Cheat-Seeking Missles

Saturday, March 26, 2005

"Bush Fertilizer" Brings Freedom Blooms

We appear to be living in a time as politically dynamic as were the 100 years between 1750 and 1850, another period that will change for the better, in aggregate at least, the way the human race lives.

In a story from Moscow on Kyrgyzstan and the diminishment of the Russian empire, the LATimes reported this morning:
"The only possible explanation for what happened is the gross, systemic miscalculation of the situation…. All of us have erred in believing in the general passiveness of the masses … and that authoritarianism will continue to prevail on the territory of the former USSR, no matter what," said Alexei Malashenko, an analyst with the Carnegie Moscow Center.

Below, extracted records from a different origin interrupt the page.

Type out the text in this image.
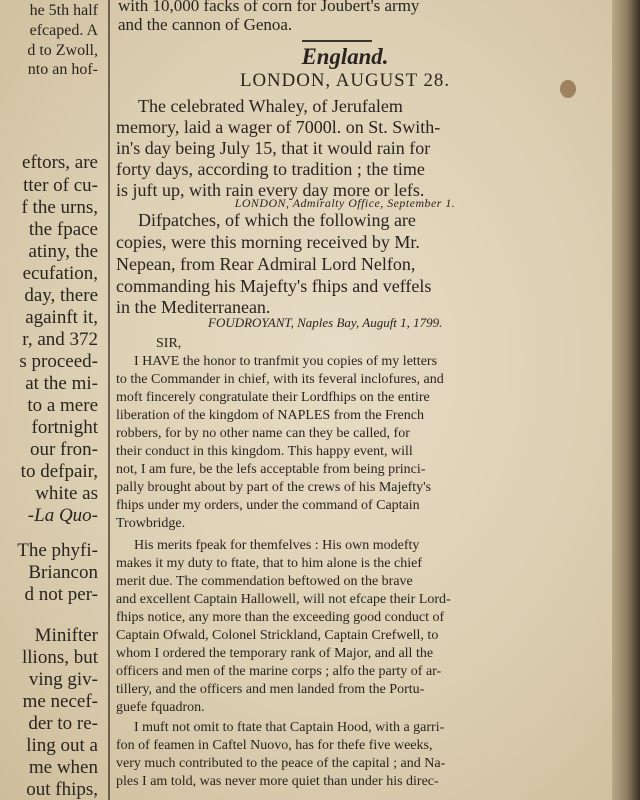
he 5th half
efcaped. A
d to Zwoll,
nto an hof-
eftors, are
tter of cu-
f the urns,
the fpace
atiny, the
ecufation,
day, there
againft it,
r, and 372
s proceed-
at the mi-
to a mere
fortnight
our fron-
to defpair,
white as
-La Quo-
The phyfi-
Briancon
d not per-
Minifter
llions, but
ving giv-
me necef-
der to re-
ling out a
me when
out fhips,
with 10,000 facks of corn for Joubert's army
and the cannon of Genoa.
England.
LONDON, AUGUST 28.
The celebrated Whaley, of Jerufalem
memory, laid a wager of 7000l. on St. Swith-
in's day being July 15, that it would rain for
forty days, according to tradition ; the time
is juft up, with rain every day more or lefs.
LONDON, Admiralty Office, September 1.
Difpatches, of which the following are
copies, were this morning received by Mr.
Nepean, from Rear Admiral Lord Nelfon,
commanding his Majefty's fhips and veffels
in the Mediterranean.
FOUDROYANT, Naples Bay, Auguft 1, 1799.
SIR,
I HAVE the honor to tranfmit you copies of my letters
to the Commander in chief, with its feveral inclofures, and
moft fincerely congratulate their Lordfhips on the entire
liberation of the kingdom of NAPLES from the French
robbers, for by no other name can they be called, for
their conduct in this kingdom. This happy event, will
not, I am fure, be the lefs acceptable from being princi-
pally brought about by part of the crews of his Majefty's
fhips under my orders, under the command of Captain
Trowbridge.
His merits fpeak for themfelves : His own modefty
makes it my duty to ftate, that to him alone is the chief
merit due. The commendation beftowed on the brave
and excellent Captain Hallowell, will not efcape their Lord-
fhips notice, any more than the exceeding good conduct of
Captain Ofwald, Colonel Strickland, Captain Crefwell, to
whom I ordered the temporary rank of Major, and all the
officers and men of the marine corps ; alfo the party of ar-
tillery, and the officers and men landed from the Portu-
guefe fquadron.
I muft not omit to ftate that Captain Hood, with a garri-
fon of feamen in Caftel Nuovo, has for thefe five weeks,
very much contributed to the peace of the capital ; and Na-
ples I am told, was never more quiet than under his direc-
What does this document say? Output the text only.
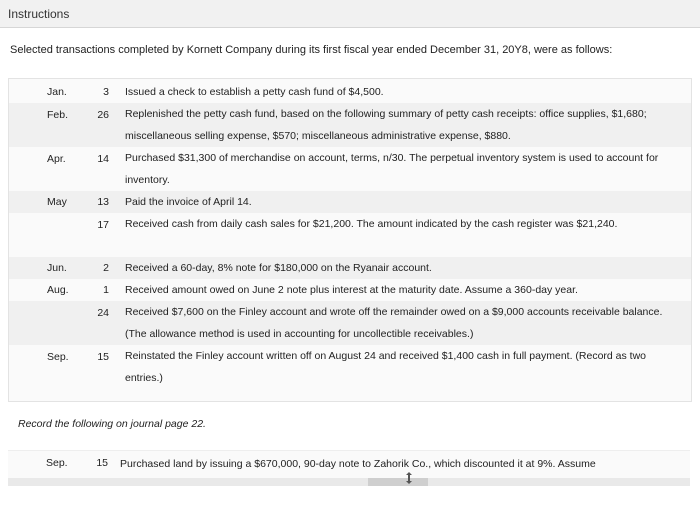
Instructions
Selected transactions completed by Kornett Company during its first fiscal year ended December 31, 20Y8, were as follows:
Jan.	3 Issued a check to establish a petty cash fund of $4,500.
Feb.	26 Replenished the petty cash fund, based on the following summary of petty cash receipts: office supplies, $1,680; miscellaneous selling expense, $570; miscellaneous administrative expense, $880.
Apr.	14 Purchased $31,300 of merchandise on account, terms, n/30. The perpetual inventory system is used to account for inventory.
May	13 Paid the invoice of April 14.
17 Received cash from daily cash sales for $21,200. The amount indicated by the cash register was $21,240.
Jun.	2 Received a 60-day, 8% note for $180,000 on the Ryanair account.
Aug.	1 Received amount owed on June 2 note plus interest at the maturity date. Assume a 360-day year.
24 Received $7,600 on the Finley account and wrote off the remainder owed on a $9,000 accounts receivable balance. (The allowance method is used in accounting for uncollectible receivables.)
Sep.	15 Reinstated the Finley account written off on August 24 and received $1,400 cash in full payment. (Record as two entries.)
Record the following on journal page 22.
Sep.	15 Purchased land by issuing a $670,000, 90-day note to Zahorik Co., which discounted it at 9%. Assume
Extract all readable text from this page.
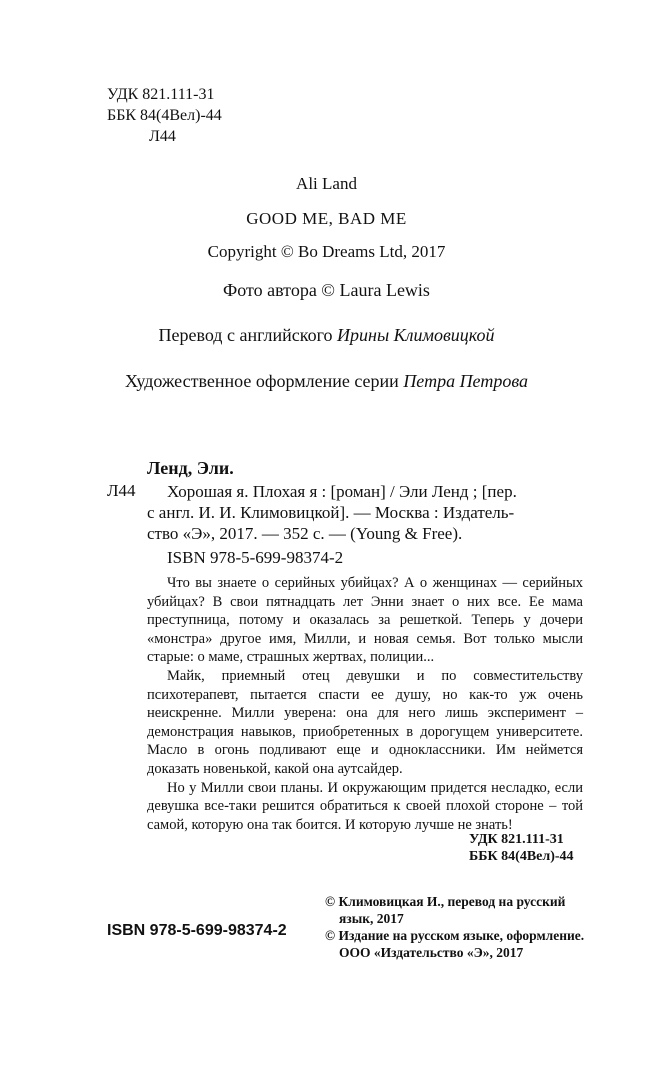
УДК 821.111-31
ББК 84(4Вел)-44
Л44
Ali Land
GOOD ME, BAD ME
Copyright © Bo Dreams Ltd, 2017
Фото автора © Laura Lewis
Перевод с английского Ирины Климовицкой
Художественное оформление серии Петра Петрова
Ленд, Эли.
Л44	Хорошая я. Плохая я : [роман] / Эли Ленд ; [пер.
с англ. И. И. Климовицкой]. — Москва : Издатель-
ство «Э», 2017. — 352 с. — (Young & Free).
ISBN 978-5-699-98374-2

Что вы знаете о серийных убийцах? А о женщинах — серийных убийцах? В свои пятнадцать лет Энни знает о них все. Ее мама преступница, потому и оказалась за решеткой. Теперь у дочери «монстра» другое имя, Милли, и новая семья. Вот только мысли старые: о маме, страшных жертвах, полиции...

Майк, приемный отец девушки и по совместительству психотерапевт, пытается спасти ее душу, но как-то уж очень неискренне. Милли уверена: она для него лишь эксперимент – демонстрация навыков, приобретенных в дорогущем университете. Масло в огонь подливают еще и одноклассники. Им неймется доказать новенькой, какой она аутсайдер.

Но у Милли свои планы. И окружающим придется несладко, если девушка все-таки решится обратиться к своей плохой стороне – той самой, которую она так боится. И которую лучше не знать!

УДК 821.111-31
ББК 84(4Вел)-44
ISBN 978-5-699-98374-2
© Климовицкая И., перевод на русский
язык, 2017
© Издание на русском языке, оформление.
ООО «Издательство «Э», 2017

"The developments in Kyrgyzstan vividly demonstrate how wrong we were. They also demonstrate how rotten, unviable and brittle these regimes are," Malashenko said. "What happened in Bishkek shows that all the post-Soviet regimes are literally colossi with feet of clay — the slightest turmoil in their societies is enough to make these regimes crumble."
There is, of course, another possible explanation, a much better explanation, but note that Malashenko works for one of the Left Eight foundations, Carnegie, so he's probably not allowed to say it. The Kyrgyz people are looking West and seeing freedom begin to bloom, thanks to some "Bush fertilizer," spread through the blood of American hero soldiers, in other "rotten, unviable and brittle" regimes.

Russia needs to watch out. China needs to watch out. And throughout the Middle East and southeast Asia, the Mullahs, despots and Communists had better be preparing to duck and cover. This freedom, this democracy, this crying of the human spirit to be free, is mighty powerful stuff.